Department of Pathology & Laboratory Medicine, University of Kansas Medical Center, Kansas City, Kansas, USA.
Division of Hematologic Malignancies & Cellular Therapeutics, Department of Internal Medicine, University of Kansas Medical Center, Westwood, Kansas, USA.
Int J Lab Hematol. 2022 Aug;44(4):738-749. doi: 10.1111/ijlh.13840. Epub 2022 Mar 29.
Next-generation sequencing (NGS) analysis showed clonal cytopenia of undetermined significance (CCUS) as an immediate precursor to myelodysplastic syndrome (MDS).
We evaluated and compared morphologic, multiparametric flow cytometry (MFC), and molecular genetic findings in patients with CCUS (n = 37), MDS (n = 75), and acute myeloid leukemia with myelodysplasia-related changes (AML-MRC, n = 24).
CCUS patients showed variable MFC abnormalities including >2% CD34+ myeloblasts (5.8%), altered antigen expression on myeloblasts, monocytes, and granulocytes (1.2, 1.5, and 0.2/case), abnormal maturation of myeloblasts (45.8%), decreased hematogones (17.6%), and decreased side scatter (SSC) of granulocytes (11.4%). CCUS patients with high-risk mutations showed significantly more MFC abnormalities. However, CCUS patients with >20% variant allelic fraction (VAF) did not show more MFC aberrations than the rest of the group. MDS patients showed significantly more MFC abnormalities compared with CCUS patients (p = 7.8E-05-0.047). Low-grade MDS patients showed significantly fewer MFC abnormalities compared with high-grade MDS or AML-MRC patients (p = 1.89E-05-0.04). AML-MRC patients showed significantly elevated blast counts, more antigen aberrations, decreased hematogones, and decreased SSC of granulocytes compared with CCUS patients (p = 2.0E-05-0.01). CCUS patients carried predominantly TET2/DNMT3A/ASXL1 mutations. They harbored fewer mutations in gene coding splicing factors compared with MDS patients (p = .0001-.02) and fewer mutations in tumor suppressor and transcription factor genes compared with AML-MRC patients (p = .0006-.02).

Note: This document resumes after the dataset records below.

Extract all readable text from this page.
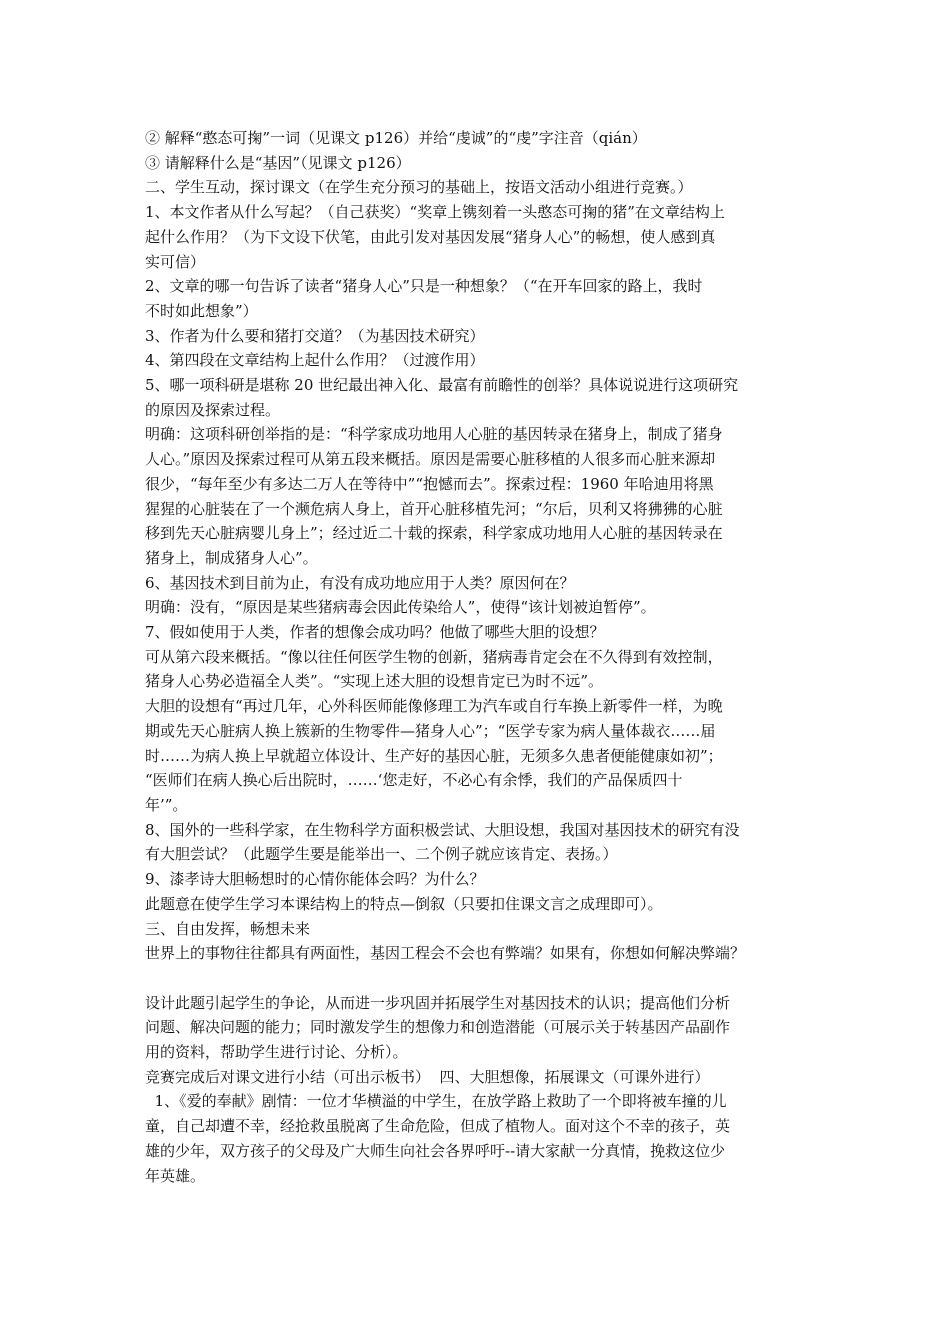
② 解释“憨态可掬”一词（见课文 p126）并给“虔诚”的“虔”字注音（qián）

③ 请解释什么是“基因”（见课文 p126）

二、学生互动，探讨课文（在学生充分预习的基础上，按语文活动小组进行竞赛。）

1、本文作者从什么写起？（自己获奖）“奖章上镌刻着一头憨态可掬的猪”在文章结构上

起什么作用？（为下文设下伏笔，由此引发对基因发展“猪身人心”的畅想，使人感到真

实可信）

2、文章的哪一句告诉了读者“猪身人心”只是一种想象？（“在开车回家的路上，我时

不时如此想象”）

3、作者为什么要和猪打交道？（为基因技术研究）

4、第四段在文章结构上起什么作用？（过渡作用）

5、哪一项科研是堪称 20 世纪最出神入化、最富有前瞻性的创举？具体说说进行这项研究

的原因及探索过程。

明确：这项科研创举指的是：“科学家成功地用人心脏的基因转录在猪身上，制成了猪身

人心。”原因及探索过程可从第五段来概括。原因是需要心脏移植的人很多而心脏来源却

很少，“每年至少有多达二万人在等待中”“抱憾而去”。探索过程：1960 年哈迪用将黑

猩猩的心脏装在了一个濒危病人身上，首开心脏移植先河；“尔后，贝利又将狒狒的心脏

移到先天心脏病婴儿身上”；经过近二十载的探索，科学家成功地用人心脏的基因转录在

猪身上，制成猪身人心”。

6、基因技术到目前为止，有没有成功地应用于人类？原因何在？

明确：没有，“原因是某些猪病毒会因此传染给人”，使得“该计划被迫暂停”。

7、假如使用于人类，作者的想像会成功吗？他做了哪些大胆的设想？

可从第六段来概括。“像以往任何医学生物的创新，猪病毒肯定会在不久得到有效控制，

猪身人心势必造福全人类”。“实现上述大胆的设想肯定已为时不远”。

大胆的设想有“再过几年，心外科医师能像修理工为汽车或自行车换上新零件一样，为晚

期或先天心脏病人换上簇新的生物零件—猪身人心”；“医学专家为病人量体裁衣……届

时……为病人换上早就超立体设计、生产好的基因心脏，无须多久患者便能健康如初”；

“医师们在病人换心后出院时，……‘您走好，不必心有余悸，我们的产品保质四十

年’”。

8、国外的一些科学家，在生物科学方面积极尝试、大胆设想，我国对基因技术的研究有没

有大胆尝试？（此题学生要是能举出一、二个例子就应该肯定、表扬。）

9、漆孝诗大胆畅想时的心情你能体会吗？为什么？

此题意在使学生学习本课结构上的特点—倒叙（只要扣住课文言之成理即可）。

三、自由发挥，畅想未来

世界上的事物往往都具有两面性，基因工程会不会也有弊端？如果有，你想如何解决弊端？

设计此题引起学生的争论，从而进一步巩固并拓展学生对基因技术的认识；提高他们分析

问题、解决问题的能力；同时激发学生的想像力和创造潜能（可展示关于转基因产品副作

用的资料，帮助学生进行讨论、分析）。

竞赛完成后对课文进行小结（可出示板书）  四、大胆想像，拓展课文（可课外进行）

1、《爱的奉献》剧情：一位才华横溢的中学生，在放学路上救助了一个即将被车撞的儿

童，自己却遭不幸，经抢救虽脱离了生命危险，但成了植物人。面对这个不幸的孩子，英

雄的少年，双方孩子的父母及广大师生向社会各界呼吁--请大家献一分真情，挽救这位少

年英雄。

CCUS is an immediate precursor to low-grade MDS. The progression from CCUS to MDS to AML-MRC is a stepwise process that requires acquisition of mutations in splicing, transcription factor, and tumor suppressor genes with accumulations of additional MFC abnormalities.
下一代测序 (NGS) 分析显示克隆性血细胞减少症伴意义未明(CCUS)是骨髓增生异常综合征(MDS)的直接前体。
我们评估并比较了 37 例 CCUS 患者、75 例 MDS 患者和 24 例伴骨髓增生异常相关改变的急性髓系白血病(AML-MRC)患者的形态学、多参数流式细胞术(MFC)和分子遗传学发现。
CCUS 患者表现出不同的 MFC 异常,包括>2% 的 CD34+髓样前体细胞(5.8%)、髓样前体细胞、单核细胞和粒细胞的抗原表达改变(1.2、1.5 和 0.2/例)、髓样前体细胞异常成熟(45.8%)、造血祖细胞减少(17.6%)和粒细胞侧散射(SSC)减少(11.4%)。具有高危突变的 CCUS 患者表现出显著更多的 MFC 异常。然而,>20%变异等位基因分数(VAF)的 CCUS 患者与其余患者相比并未显示出更多的 MFC 异常。与 CCUS 患者相比,MDS 患者表现出显著更多的 MFC 异常(p=7.8E-05-0.047)。低级别 MDS 患者与高级别 MDS 或 AML-MRC 患者相比,表现出显著更少的 MFC 异常(p=1.89E-05-0.04)。与 CCUS 患者相比,AML-MRC 患者的原始细胞计数显著升高,抗原异常更多,造血祖细胞减少,粒细胞 SSC 减少(p=2.0E-05-0.01)。CCUS 患者主要携带 TET2/DNMT3A/ASXL1 突变。与 MDS 患者相比,他们的基因编码剪接因子突变较少(p=0.0001-0.02),与 AML-MRC 患者相比,肿瘤抑制和转录因子基因的突变较少(p=0.0006-0.02)。
CCUS 是低级别 MDS 的直接前体。从 CCUS 到 MDS 再到 AML-MRC 的进展是一个逐步的过程,需要获得剪接、转录因子和肿瘤抑制基因的突变,并伴有额外的 MFC 异常积累。